Плюнув, я поспешил ретироваться. Ермек курил на улице, нервно затягиваясь.

- Иди, она ждет. Только светить чем-нибудь там не вздумай, уговор есть уговор. Лица ее ты не должен видеть.

Ермек растворился в ночи. Я присел у обочины, достал мобилу и включил какое-то видео, чтобы скоротать время.

Минут через пять, не более, со стороны заброшенной дачи послышался сдавленный стон, а еще через пару минут из темноты, пошатываясь, появился Ермек.

- Что, уже? - удивился я.

- Да не говори, я сам офигел. Сосет, как пылесос, первый раз такое встречаю. Ей точно семнадцать?

- Да точно, точно, дети окраин быстро развиваются. Ну, ладно, все, ты успокоился? Готов дальше исправляться?

- Да, конечно.

По пути домой и дома Ермек все делился переживаниями:

- Нет, правда, ну и девка. Как бешеная отсасывает, думал, член оторвется. Слушай, может, ты меня познакомишь с ней? Со мной она не стала разговаривать.

- Ладно, посмотрим. А зачем она тебе?

- Ну, на работу устроюсь, документы восстановлю, заберу ее к себе. Лучше же для нее, чем вот так всем подряд отсасывать.

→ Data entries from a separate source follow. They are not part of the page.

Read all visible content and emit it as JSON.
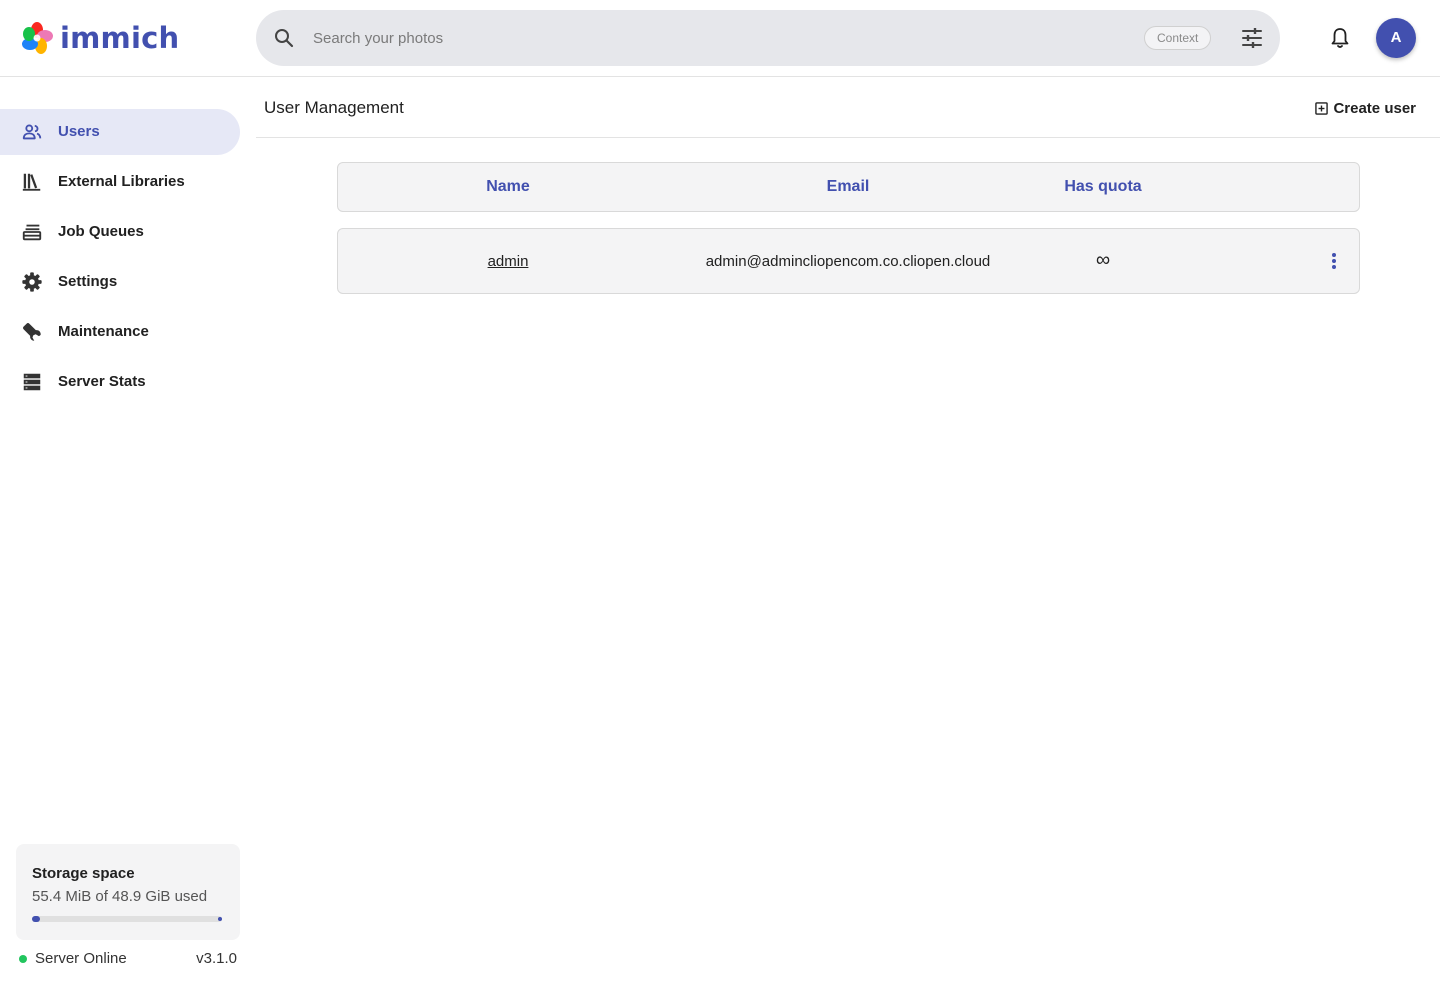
{
  "app": {
    "name": "immich"
  },
  "search": {
    "placeholder": "Search your photos",
    "context_label": "Context"
  },
  "user": {
    "avatar_initial": "A"
  },
  "sidebar": {
    "items": [
      {
        "label": "Users",
        "icon": "users-icon",
        "active": true
      },
      {
        "label": "External Libraries",
        "icon": "library-icon",
        "active": false
      },
      {
        "label": "Job Queues",
        "icon": "job-queues-icon",
        "active": false
      },
      {
        "label": "Settings",
        "icon": "gear-icon",
        "active": false
      },
      {
        "label": "Maintenance",
        "icon": "wrench-icon",
        "active": false
      },
      {
        "label": "Server Stats",
        "icon": "server-icon",
        "active": false
      }
    ],
    "storage": {
      "title": "Storage space",
      "used_text": "55.4 MiB of 48.9 GiB used",
      "used_fraction": 0.0011
    },
    "server": {
      "status": "Server Online",
      "version": "v3.1.0"
    }
  },
  "main": {
    "title": "User Management",
    "create_label": "Create user",
    "table": {
      "columns": [
        "Name",
        "Email",
        "Has quota"
      ],
      "rows": [
        {
          "name": "admin",
          "email": "admin@admincliopencom.co.cliopen.cloud",
          "has_quota": "∞"
        }
      ]
    }
  },
  "colors": {
    "accent": "#4250af",
    "active_bg": "#e6e8f6",
    "online": "#22c55e"
  }
}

- Окей, если встречу ее здесь, спрошу. Адреса-то я не знаю, просто встретил на улице, по лицу видать, что гулящая, по взгляду. Где живет, я не спрашивал.

- А, ясно. Ну, если встретишь, спроси. Она хоть симпатичная?

- Ниче такая, только красится ярко.

- Ну, это можно отучить.

Он еще долго, пока мы пили чай перед сном, распинался, какая, мол, фемина. Старый дурень, видать, уже успел влюбиться в существующую только в его воображении юную нимфу со сложной судьбой.

- Ну тебя, я спать пошел. Посуду помой и стол вытри, только не как вчера, а по-человечески.

Удовлетворенный тем, что сводил Ермека на вязку и оперативно решил очередную проблему, я вздрочнул левой рукой и быстро уснул.